Getting the size of member variable

Question

If there is a POD structure, with some member variables, for example like this:

struct foo
{
   short a;
   int b;
   char c[50];
   // ...
};

Answer 1

Use the obvious:

sizeof( foo::a )

In C++, sizeof is ALWAYS evaluated at compile time, so there is no runtime cost whatsoever.

Answer 2

You can do that in C++0x:

sizeof(foo::a);

Answer 3

C++-0x allows you to do this:

  std::cout << sizeof( foo::a ) << std::endl;
  std::cout << sizeof( foo::b ) << std::endl;
  std::cout << sizeof( foo::c ) << std::endl;

C++-0x allows sizeof to work on members of classes without an explicit object.

The paper is here: Extending sizeof to apply to non-static data members without an object (revision 1)

I saw the post about this above too late. Sorry.

Answer 4

5.3.3/1:

The sizeof operator yields the number of bytes in the object representation of its operand. The operand is either an expression, which is not evaluated, or a parenthesized type-id.

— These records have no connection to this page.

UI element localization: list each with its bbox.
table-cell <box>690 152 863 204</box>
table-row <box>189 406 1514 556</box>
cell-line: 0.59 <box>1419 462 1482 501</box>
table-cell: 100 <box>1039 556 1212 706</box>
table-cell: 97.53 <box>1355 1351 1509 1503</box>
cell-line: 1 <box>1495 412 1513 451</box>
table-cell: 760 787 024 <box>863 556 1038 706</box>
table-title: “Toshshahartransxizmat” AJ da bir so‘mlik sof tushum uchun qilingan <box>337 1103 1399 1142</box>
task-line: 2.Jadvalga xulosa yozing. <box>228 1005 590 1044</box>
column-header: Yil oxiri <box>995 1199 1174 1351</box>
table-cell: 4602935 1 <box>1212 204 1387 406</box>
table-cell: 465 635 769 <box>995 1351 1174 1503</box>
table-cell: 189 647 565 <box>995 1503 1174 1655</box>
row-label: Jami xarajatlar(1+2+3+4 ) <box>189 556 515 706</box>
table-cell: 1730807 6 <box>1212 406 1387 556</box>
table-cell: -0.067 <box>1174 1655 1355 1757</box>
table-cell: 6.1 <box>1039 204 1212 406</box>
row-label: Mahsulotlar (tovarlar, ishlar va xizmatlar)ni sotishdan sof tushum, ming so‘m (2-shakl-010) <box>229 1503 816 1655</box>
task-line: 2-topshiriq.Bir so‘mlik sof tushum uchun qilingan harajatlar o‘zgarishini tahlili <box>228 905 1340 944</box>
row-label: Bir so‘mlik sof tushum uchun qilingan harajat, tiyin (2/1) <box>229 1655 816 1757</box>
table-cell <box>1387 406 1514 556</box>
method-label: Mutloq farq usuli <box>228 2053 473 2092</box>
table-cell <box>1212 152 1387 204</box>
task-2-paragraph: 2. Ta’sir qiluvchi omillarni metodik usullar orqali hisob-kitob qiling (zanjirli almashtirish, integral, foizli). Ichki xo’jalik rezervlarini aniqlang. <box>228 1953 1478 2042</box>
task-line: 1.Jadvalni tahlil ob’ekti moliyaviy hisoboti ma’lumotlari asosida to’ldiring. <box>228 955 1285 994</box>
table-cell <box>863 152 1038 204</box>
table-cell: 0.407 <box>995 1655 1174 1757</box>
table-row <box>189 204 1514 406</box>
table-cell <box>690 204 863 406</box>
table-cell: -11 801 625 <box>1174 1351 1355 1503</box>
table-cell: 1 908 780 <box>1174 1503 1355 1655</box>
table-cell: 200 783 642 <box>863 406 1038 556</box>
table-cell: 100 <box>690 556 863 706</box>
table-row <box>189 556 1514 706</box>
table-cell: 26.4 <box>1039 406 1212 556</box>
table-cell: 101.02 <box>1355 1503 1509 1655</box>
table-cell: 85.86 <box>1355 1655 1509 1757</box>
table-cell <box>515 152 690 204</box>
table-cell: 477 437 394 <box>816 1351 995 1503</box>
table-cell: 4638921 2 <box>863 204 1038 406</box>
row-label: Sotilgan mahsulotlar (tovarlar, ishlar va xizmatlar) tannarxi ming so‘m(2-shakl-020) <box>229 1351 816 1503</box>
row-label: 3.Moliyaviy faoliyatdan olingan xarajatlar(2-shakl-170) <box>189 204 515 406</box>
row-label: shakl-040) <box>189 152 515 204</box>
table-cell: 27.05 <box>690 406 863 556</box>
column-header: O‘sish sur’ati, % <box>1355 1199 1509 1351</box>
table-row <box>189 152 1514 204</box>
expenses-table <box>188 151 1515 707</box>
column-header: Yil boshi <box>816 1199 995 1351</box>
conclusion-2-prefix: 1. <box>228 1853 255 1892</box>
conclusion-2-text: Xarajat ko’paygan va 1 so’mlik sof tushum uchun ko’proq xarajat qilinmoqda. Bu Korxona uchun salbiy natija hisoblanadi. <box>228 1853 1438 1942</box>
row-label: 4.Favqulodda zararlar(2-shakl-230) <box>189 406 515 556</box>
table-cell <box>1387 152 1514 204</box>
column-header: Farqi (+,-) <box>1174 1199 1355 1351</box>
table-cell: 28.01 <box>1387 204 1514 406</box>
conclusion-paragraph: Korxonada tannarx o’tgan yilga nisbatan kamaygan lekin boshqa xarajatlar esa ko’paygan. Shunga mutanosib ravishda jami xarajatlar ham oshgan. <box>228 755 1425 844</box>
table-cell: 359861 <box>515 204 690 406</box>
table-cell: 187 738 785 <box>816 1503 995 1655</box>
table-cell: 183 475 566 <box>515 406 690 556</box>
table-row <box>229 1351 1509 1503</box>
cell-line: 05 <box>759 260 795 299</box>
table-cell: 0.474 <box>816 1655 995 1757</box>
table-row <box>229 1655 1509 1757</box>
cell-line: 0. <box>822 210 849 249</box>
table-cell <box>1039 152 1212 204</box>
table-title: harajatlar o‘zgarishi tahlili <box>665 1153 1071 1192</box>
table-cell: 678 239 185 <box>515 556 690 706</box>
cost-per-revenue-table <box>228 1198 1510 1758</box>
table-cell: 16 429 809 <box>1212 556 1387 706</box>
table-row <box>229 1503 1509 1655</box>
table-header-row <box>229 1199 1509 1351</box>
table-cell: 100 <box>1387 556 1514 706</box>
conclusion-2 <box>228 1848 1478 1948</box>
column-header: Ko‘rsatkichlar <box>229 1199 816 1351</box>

The above means the following construct is well defined:

sizeof( ((foo *) 0)->a);

Answer 5

You can create macro wrapper of what @Erik suggested as:

#define SIZE_OF_MEMBER(cls, member) sizeof( ((cls*)0)->member )

And then use it as:

cout << SIZE_OF_MEMBER(foo, c) << endl;

Output:

50

Demo : http://www.ideone.com/ZRiMe

Answer 6

struct foo
{
   short a;
   int b;
   char c[50];
   // ...
   static const size_t size_a = sizeof(a);
   static const size_t size_b = sizeof(b);
   static const size_t size_c = sizeof(c);
};

Usage:

foo::size_a